Дробышко интересовало, получила ли Эванджелина обещанную сумму.
– Да что вы! Заплатили какие-то копейки. Мол, если налажу конвейер – тогда полноправно войду в долю. Пригрозили, что пикну кому – это будет мой последний «пик». Зато, девочки, – она мечтательно закатила глаза, – какие непередаваемые ощущения, какой бесценный, малоизвестный в те годы сексуальный опыт я приобрела, перевозя в себе те мешочки-колбаски… Две колбаски одновременно. Совместила приятное с полезным.
Мы тупо переглянулись. Первой неуверенно хихикнула Эльза. Потом дошло до Дробышко. Потом грянули хохотом мы все. Эванджелина наивно смотрела на нас, хлопая ресницами, как примерная школьница: дескать, что смешного-то?! Но снова у Эванджелины – или нам показалось? – блеснули влагой глаза.

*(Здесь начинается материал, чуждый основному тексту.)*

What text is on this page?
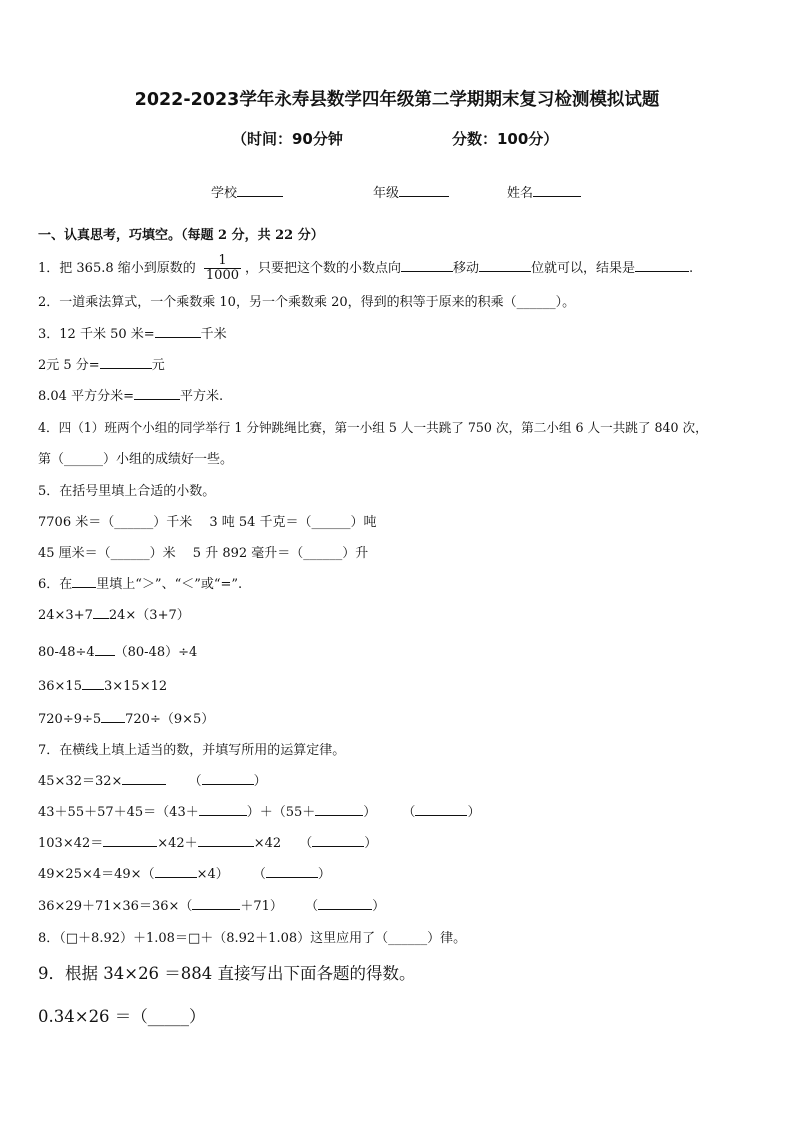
2022-2023学年永寿县数学四年级第二学期期末复习检测模拟试题
（时间：90分钟	分数：100分）
学校	年级	姓名
一、认真思考，巧填空。（每题 2 分，共 22 分）
1．把 365.8 缩小到原数的 $\frac{1}{1000}$ ，只要把这个数的小数点向	移动	位就可以，结果是	.
2．一道乘法算式，一个乘数乘 10，另一个乘数乘 20，得到的积等于原来的积乘（______）。
3．12 千米 50 米=	千米
2元 5 分=	元
8.04 平方分米=	平方米.
4．四（1）班两个小组的同学举行 1 分钟跳绳比赛，第一小组 5 人一共跳了 750 次，第二小组 6 人一共跳了 840 次，
第（______）小组的成绩好一些。
5．在括号里填上合适的小数。
7706 米＝（______）千米　 3 吨 54 千克＝（______）吨
45 厘米＝（______）米　 5 升 892 毫升＝（______）升
6．在 里填上“＞”、“＜”或“=”.
24×3+7 24×（3+7）
80-48÷4 （80-48）÷4
36×15 3×15×12
720÷9÷5 720÷（9×5）
7．在横线上填上适当的数，并填写所用的运算定律。
45×32＝32×	（	）
43＋55＋57＋45＝（43＋	）＋（55＋	） （	）
103×42＝	×42＋	×42 （	）
49×25×4＝49×（	×4） （	）
36×29＋71×36＝36×（	＋71） （	）
8．（□＋8.92）＋1.08＝□＋（8.92＋1.08）这里应用了（______）律。
9．根据 34×26 ＝884 直接写出下面各题的得数。
0.34×26 ＝（_____）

Жизнь научила меня разбираться в людях. Я вижу: Эванджелина настоящая.
С этого дня она частенько коротает с нами время в «Папуасском счастье». Мы рассказываем Эванджелине всё-всё.
Про нефтяных старушек. Про Терентьевну, которой внук сломал руку, а она этой сломанной рукой отписала ему дом. Про подругу Дробышко, которая как только подарила племяннице квартиру, так и потонула в ванне. Хотя сердце имела завидное и давление 120 на 80 – хоть в космос отправляй. Про снегурочку Елену Аркадьевну. И даже – опустив глаза и тяжко вздыхая – про собственных свекровей и бумеранг.

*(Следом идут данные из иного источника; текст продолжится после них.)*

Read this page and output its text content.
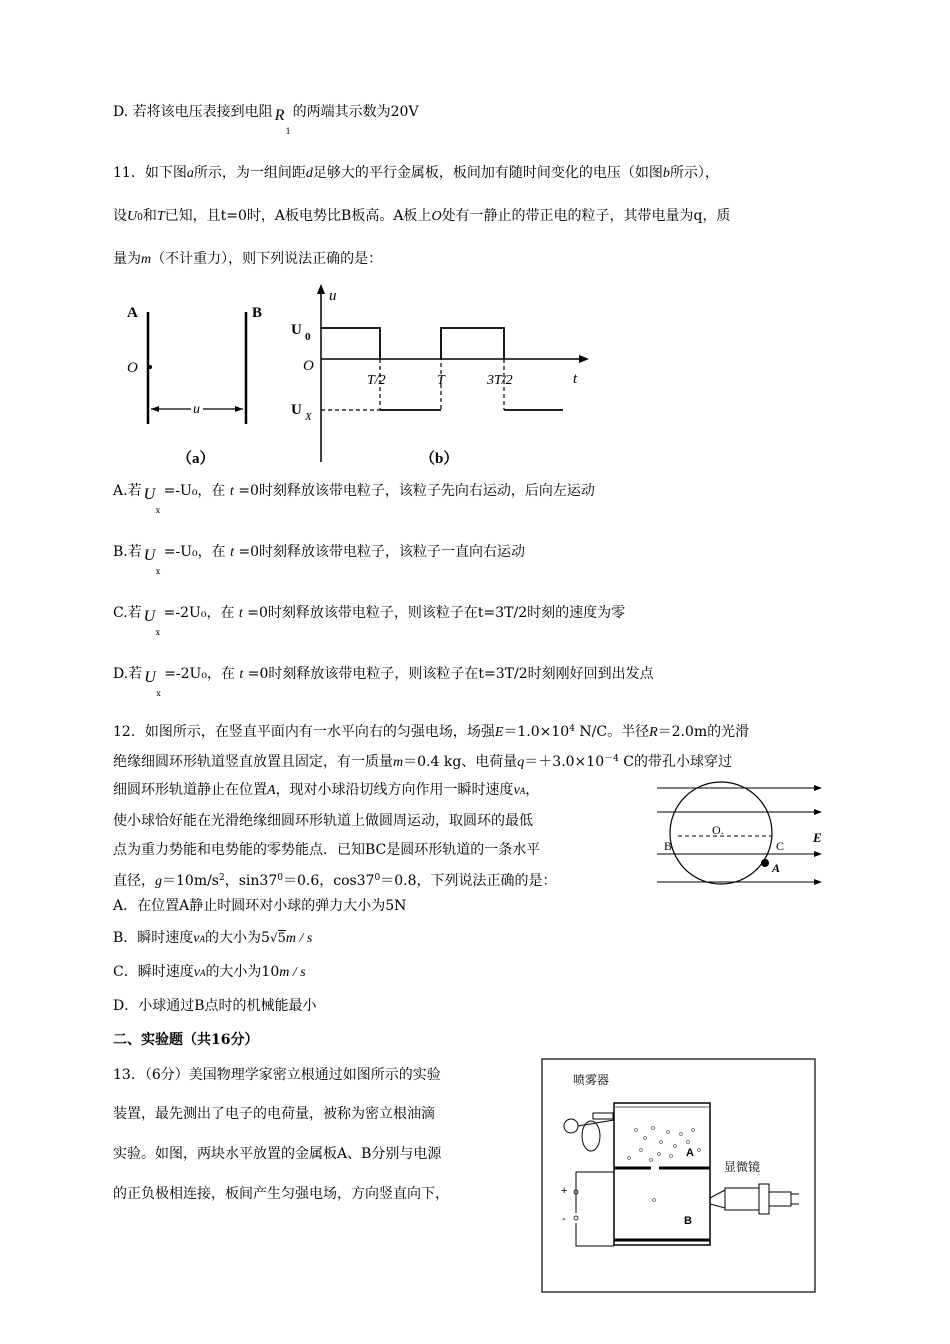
D. 若将该电压表接到电阻 R
1
的两端其示数为20V
11．如下图a所示，为一组间距d足够大的平行金属板，板间加有随时间变化的电压（如图b所示），
设U0和T已知，且t=0时，A板电势比B板高。A板上O处有一静止的带正电的粒子，其带电量为q，质
量为m（不计重力），则下列说法正确的是：
A	B
O
u
（a）
u
t
O
U 0
U X
T/2	T	3T/2
（b）
A.若 U
x
=-U₀，在 t =0时刻释放该带电粒子，该粒子先向右运动，后向左运动
B.若 U
x
=-U₀，在 t =0时刻释放该带电粒子，该粒子一直向右运动
C.若 U
x
=-2U₀，在 t =0时刻释放该带电粒子，则该粒子在t=3T/2时刻的速度为零
D.若 U
x
=-2U₀，在 t =0时刻释放该带电粒子，则该粒子在t=3T/2时刻刚好回到出发点
12．如图所示，在竖直平面内有一水平向右的匀强电场，场强$E=1.0\times 10^4$ N/C。半径R＝2.0m的光滑
绝缘细圆环形轨道竖直放置且固定，有一质量m＝0.4 kg、电荷量$q=+3.0\times 10^{-4}$ C的带孔小球穿过
细圆环形轨道静止在位置A，现对小球沿切线方向作用一瞬时速度vA，
使小球恰好能在光滑绝缘细圆环形轨道上做圆周运动，取圆环的最低
点为重力势能和电势能的零势能点．已知BC是圆环形轨道的一条水平
直径，$g=10m/s^2$，$\sin 37^0=0.6$，$\cos 37^0=0.8$，下列说法正确的是：
A．在位置A静止时圆环对小球的弹力大小为5N
B．瞬时速度vA的大小为5√5m / s
C．瞬时速度vA的大小为10m / s
D．小球通过B点时的机械能最小
O.
B	C
E
A
二、实验题（共16分）
13．（6分）美国物理学家密立根通过如图所示的实验
装置，最先测出了电子的电荷量，被称为密立根油滴
实验。如图，两块水平放置的金属板A、B分别与电源
的正负极相连接，板间产生匀强电场，方向竖直向下，
喷雾器
显微镜
A
B
+
-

Всё, всё у нас худо-бедно защищено законом. Дети-сироты, зэки, бомжи, даже бездомные собаки и кошки. Всё, кроме бесправной старости. Старость загнана в угол, как дряхлый волк, обложена красными флажками.

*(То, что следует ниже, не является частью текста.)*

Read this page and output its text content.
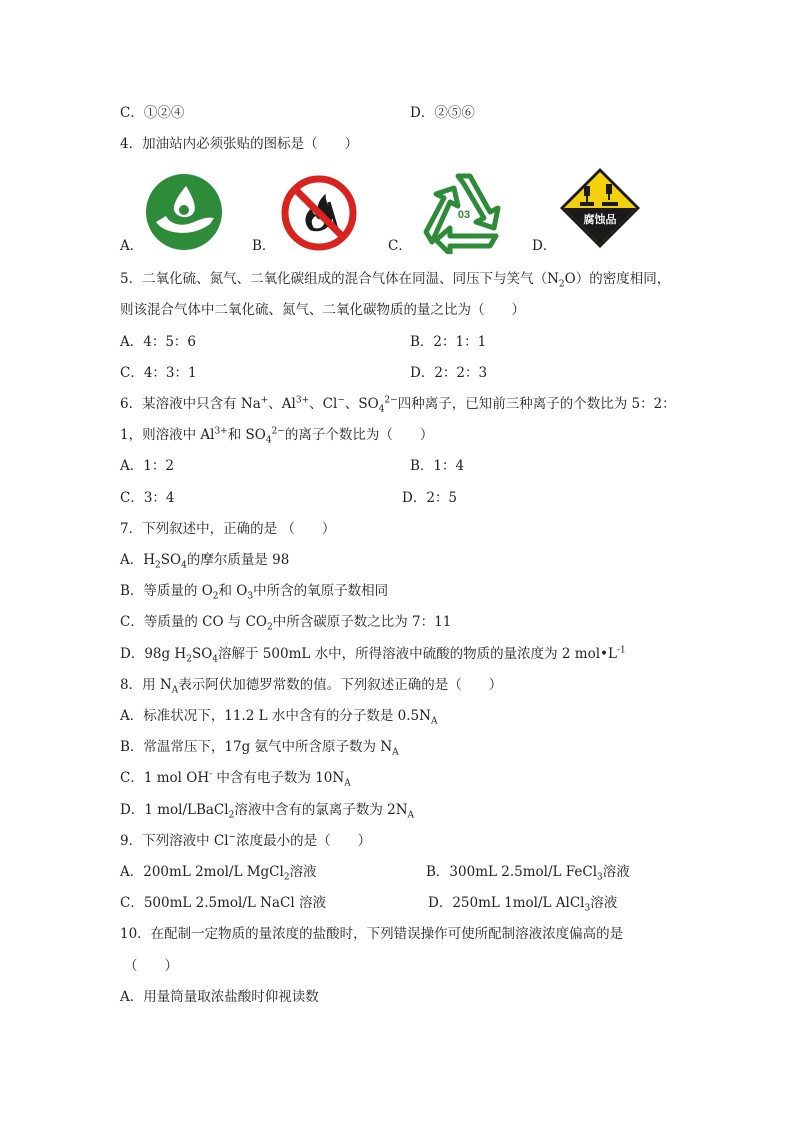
C．①②④	D．②⑤⑥
4．加油站内必须张贴的图标是（　　）
A．	B．	C．
03
D．
腐蚀品
5．二氧化硫、氮气、二氧化碳组成的混合气体在同温、同压下与笑气$(N_2O)$的密度相同，
则该混合气体中二氧化硫、氮气、二氧化碳物质的量之比为（　　）
A．4：5：6	B．2：1：1
C．4：3：1	D．2：2：3
6．某溶液中只含有 Na+、$Al^{3+}$、Cl−、$SO_4^{2-}$四种离子，已知前三种离子的个数比为 5：2：
1，则溶液中 $Al^{3+}$和 $SO_4^{2-}$的离子个数比为（　　）
A．1：2	B．1：4
C．3：4	D．2：5
7．下列叙述中，正确的是 （　　）
A．$H_2SO_4$的摩尔质量是 98
B．等质量的 $O_2$和 $O_3$中所含的氧原子数相同
C．等质量的 CO 与 $CO_2$中所含碳原子数之比为 7：11
D．98g $H_2SO_4$溶解于 500mL 水中，所得溶液中硫酸的物质的量浓度为 2 $mol•L^{-1}$
8．用 $N_A$表示阿伏加德罗常数的值。下列叙述正确的是（　　）
A．标准状况下，11.2 L 水中含有的分子数是 $0.5N_A$
B．常温常压下，17g 氨气中所含原子数为 $N_A$
C．1 mol OH- 中含有电子数为 $10N_A$
D．1 mol/LBaCl$_2$溶液中含有的氯离子数为 $2N_A$
9．下列溶液中 Cl−浓度最小的是（　　）
A．200mL 2mol/L MgCl$_2$溶液	B．300mL 2.5mol/L FeCl$_3$溶液
C．500mL 2.5mol/L NaCl 溶液	D．250mL 1mol/L AlCl$_3$溶液
10．在配制一定物质的量浓度的盐酸时，下列错误操作可使所配制溶液浓度偏高的是
（　　）
A．用量筒量取浓盐酸时仰视读数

Мы не хотим покорно ждать немочи. Мы взбунтовались и, пока находимся в здравом уме и ясной памяти, желаем перевернуть ситуацию. Нас, на город пять отчаянных одиноких пенсионерок. Мы показываем Эванджелине план: сложную схему с зачёркнутыми кружочками, стрелочками.
Государственный дом престарелых? Не дай и не приведи Господи. Жирно-прежирно зачёркиваем сразу.
Вот пышно рекламировал себя частный проект «Тёплый кров». Его филиалы, как паутина, опутали всю страну. Мы им – квартиры в ренту, они нам – лечение и уход на дому, в родных стенах. После череды подозрительных старушечьих смертей проектом заинтересовалась прокуратура. Зачёркиваем.
Вот городские власти в бывшем детском садике решили устроить элитный приют для пожилых. Взамен собственных квартир: отдельные уютные комнатки с ванной, туалетом и кухонькой. Бесплатные лекарства. Круглосуточное дежурство внимательного медицинского персонала. Холл, где можно поболтать с соседями, садик, где можно гулять…
Кроме нашей «великолепной пятёрки», во всём городе желающих не нашлось. Кто-то испугался (а ну, и здесь заведётся улыбчивая медсестра-обаяшка со смертельным уколом?). Кому-то дома закатили грандиозную истерику дети. Сейчас в том детском садике с комфортом расположилось очередное чиновничье подразделение. Зачёркиваем.
Мы даже в женский монастырь ездили, беседовали с матушкой. Дескать, готовы отписать недвижимость монастырю – а за это за нами, когда занеможем, пускай ходят монашки-послушницы. Кроткие, терпеливые, стариковской грязи не погнушаются… Нам хорошо – и монастырь процветает.
Матушка замахала руками: только этого христовым невестам не хватало. Дрязги с роднёй, которая как мухи слетается на запах наследства… Судебные иски, психиатрические экспертизы, скандалы в газетах… Пробовали заключить ренту с одной старушкой, так до сих пор икается (матушка в неподдельном волнении перекрестилась). Нет, нет и нет. Вы нас в суетные мирские дела не впутывайте. Монастырь не для того создан, чтобы бизнесом заниматься, а замаливать грехи наши.
Зачёркиваем. Мы в тупике.
– Я же говорю. Один выход: чемодан-вокзал-Кавказ, – настаивает Вера.
Эванджелина с состраданием смотрит на нас. Она не знает, как нам помочь. Но при слове «Кавказ» задумалась – и вдруг вся встрепенулась, ахнула.